Okay, this is probably going to immerse me in a flame war, but, to put it
bluntly, I'm scared spitless.

I've been using RH since 7.2 (okay, I know a bunch of you have been using it
lots longer), but I can't remember EVER seeing this number of posts on a RHL
release about things that are non-functional right out of the box.  Sure,
plenty of security patches would show up, but at least for the most part, if
you installed from the CD, things would *work* even before you got out to
the up2date site and got stuff patched.

I'm sure many of you are on both the fedora and redhat lists.  Notice the
difference in the tenor and number of posts?  In an average day on the
redhat list, I see around 100-150 posts, mostly "how do I configure this" or
"what package does this" or other sysadmin type stuff.  Here, I see 300-400
posts a day, with "this doesn't work when installed" or "this won't install"
or "up2date/apt/yum doesn't work after a standard install", etc.

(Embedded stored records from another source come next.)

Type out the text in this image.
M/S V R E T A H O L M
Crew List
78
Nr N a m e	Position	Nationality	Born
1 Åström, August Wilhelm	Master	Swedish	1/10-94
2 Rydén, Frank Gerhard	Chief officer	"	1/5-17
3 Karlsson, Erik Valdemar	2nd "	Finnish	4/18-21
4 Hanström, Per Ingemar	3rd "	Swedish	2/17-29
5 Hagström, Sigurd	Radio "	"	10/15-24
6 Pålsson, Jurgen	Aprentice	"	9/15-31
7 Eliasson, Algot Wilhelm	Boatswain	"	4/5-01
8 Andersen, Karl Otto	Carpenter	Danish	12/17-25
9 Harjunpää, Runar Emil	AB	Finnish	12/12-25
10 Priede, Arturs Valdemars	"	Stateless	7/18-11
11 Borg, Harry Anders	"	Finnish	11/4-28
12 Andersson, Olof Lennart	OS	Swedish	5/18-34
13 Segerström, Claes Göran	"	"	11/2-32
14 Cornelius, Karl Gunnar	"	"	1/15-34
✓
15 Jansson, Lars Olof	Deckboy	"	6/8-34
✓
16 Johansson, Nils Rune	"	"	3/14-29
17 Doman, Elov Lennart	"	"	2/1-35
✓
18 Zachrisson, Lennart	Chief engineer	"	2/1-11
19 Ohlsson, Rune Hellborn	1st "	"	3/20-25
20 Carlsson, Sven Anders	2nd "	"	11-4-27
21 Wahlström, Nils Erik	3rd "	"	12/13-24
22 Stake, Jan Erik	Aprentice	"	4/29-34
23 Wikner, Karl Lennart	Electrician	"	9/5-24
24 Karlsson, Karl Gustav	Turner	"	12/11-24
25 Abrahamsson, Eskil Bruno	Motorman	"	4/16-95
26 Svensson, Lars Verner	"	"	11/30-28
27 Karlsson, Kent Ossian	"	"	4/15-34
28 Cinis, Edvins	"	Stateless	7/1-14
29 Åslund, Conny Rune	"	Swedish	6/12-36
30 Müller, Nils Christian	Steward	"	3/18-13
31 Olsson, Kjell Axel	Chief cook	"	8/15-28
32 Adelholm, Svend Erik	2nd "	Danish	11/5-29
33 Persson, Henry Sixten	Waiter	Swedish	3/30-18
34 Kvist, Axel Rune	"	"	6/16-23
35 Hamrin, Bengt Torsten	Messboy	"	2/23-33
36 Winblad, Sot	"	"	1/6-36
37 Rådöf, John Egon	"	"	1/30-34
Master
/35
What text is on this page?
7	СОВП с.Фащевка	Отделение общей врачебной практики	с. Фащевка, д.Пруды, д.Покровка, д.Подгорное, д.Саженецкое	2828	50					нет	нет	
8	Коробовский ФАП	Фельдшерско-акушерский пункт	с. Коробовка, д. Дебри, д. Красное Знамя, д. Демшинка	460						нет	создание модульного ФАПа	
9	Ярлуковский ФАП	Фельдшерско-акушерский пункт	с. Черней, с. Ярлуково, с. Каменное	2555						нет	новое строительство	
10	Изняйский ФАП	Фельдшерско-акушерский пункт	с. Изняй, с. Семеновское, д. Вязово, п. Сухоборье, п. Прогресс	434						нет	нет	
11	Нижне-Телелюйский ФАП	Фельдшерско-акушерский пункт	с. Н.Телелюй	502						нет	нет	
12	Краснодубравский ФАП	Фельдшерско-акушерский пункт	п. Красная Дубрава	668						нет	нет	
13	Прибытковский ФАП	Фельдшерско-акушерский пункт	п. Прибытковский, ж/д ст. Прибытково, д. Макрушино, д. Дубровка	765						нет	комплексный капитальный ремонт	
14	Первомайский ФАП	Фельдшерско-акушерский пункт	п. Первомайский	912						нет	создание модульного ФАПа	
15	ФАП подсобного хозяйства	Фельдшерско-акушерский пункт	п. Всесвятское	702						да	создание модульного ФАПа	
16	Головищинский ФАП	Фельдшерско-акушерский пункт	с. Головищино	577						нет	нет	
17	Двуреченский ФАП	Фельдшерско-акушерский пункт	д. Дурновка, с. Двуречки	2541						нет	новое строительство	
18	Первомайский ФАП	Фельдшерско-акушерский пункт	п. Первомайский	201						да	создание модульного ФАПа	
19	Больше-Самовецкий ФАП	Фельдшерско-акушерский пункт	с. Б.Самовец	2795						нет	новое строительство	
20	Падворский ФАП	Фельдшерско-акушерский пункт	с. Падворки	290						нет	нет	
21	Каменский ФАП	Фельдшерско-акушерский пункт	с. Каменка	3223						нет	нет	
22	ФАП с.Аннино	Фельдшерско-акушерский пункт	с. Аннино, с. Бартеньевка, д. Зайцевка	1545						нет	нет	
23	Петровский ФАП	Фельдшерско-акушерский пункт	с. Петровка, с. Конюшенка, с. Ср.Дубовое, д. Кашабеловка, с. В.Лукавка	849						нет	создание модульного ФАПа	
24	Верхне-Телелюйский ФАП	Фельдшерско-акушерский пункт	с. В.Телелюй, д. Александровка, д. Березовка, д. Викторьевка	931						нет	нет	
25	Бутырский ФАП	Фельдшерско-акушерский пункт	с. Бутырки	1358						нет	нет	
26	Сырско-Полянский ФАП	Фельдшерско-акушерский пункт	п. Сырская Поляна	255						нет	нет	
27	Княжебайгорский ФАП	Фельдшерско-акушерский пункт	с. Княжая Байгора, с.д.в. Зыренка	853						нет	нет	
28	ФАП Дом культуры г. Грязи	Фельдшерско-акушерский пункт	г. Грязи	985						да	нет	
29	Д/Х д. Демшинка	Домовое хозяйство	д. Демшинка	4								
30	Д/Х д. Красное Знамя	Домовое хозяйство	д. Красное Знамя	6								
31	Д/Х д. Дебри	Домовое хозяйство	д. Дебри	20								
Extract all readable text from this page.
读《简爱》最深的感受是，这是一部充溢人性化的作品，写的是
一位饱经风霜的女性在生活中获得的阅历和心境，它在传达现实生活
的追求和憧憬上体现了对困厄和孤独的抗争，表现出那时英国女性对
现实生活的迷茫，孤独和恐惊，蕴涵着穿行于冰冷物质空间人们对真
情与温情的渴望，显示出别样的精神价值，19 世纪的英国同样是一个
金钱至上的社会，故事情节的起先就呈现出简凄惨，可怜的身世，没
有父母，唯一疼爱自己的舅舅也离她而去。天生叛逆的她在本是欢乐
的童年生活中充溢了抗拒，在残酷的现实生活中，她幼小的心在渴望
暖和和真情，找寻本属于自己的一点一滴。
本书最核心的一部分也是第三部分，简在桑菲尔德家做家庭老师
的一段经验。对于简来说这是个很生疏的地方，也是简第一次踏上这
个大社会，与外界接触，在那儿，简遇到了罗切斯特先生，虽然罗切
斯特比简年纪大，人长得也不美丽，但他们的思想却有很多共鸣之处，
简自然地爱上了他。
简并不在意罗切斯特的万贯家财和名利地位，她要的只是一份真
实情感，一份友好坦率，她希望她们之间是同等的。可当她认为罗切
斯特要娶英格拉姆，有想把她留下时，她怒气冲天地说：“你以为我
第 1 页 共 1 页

Would it hurt that much to slow down the release cycle of fedora to match
what RHL used to enjoy?  To help ensure that a *WORKING* distro is released?
Every time I steel myself to try a fedora install, I see another 50 messages
on how some other part of the main OS is screwed up, and to go check on
bugzilla to see how to fix it.  I think I've finally been convinced to NOT
try FC1 by this list, and to wait and see if FC2 has better quality.

Don't get me wrong.  I loved RHL with an evangelical zeal.  I desperately
want to do the same with fedora.  But I just don't have the confidence in it
that I did with RHL...not after having subscribed to this list.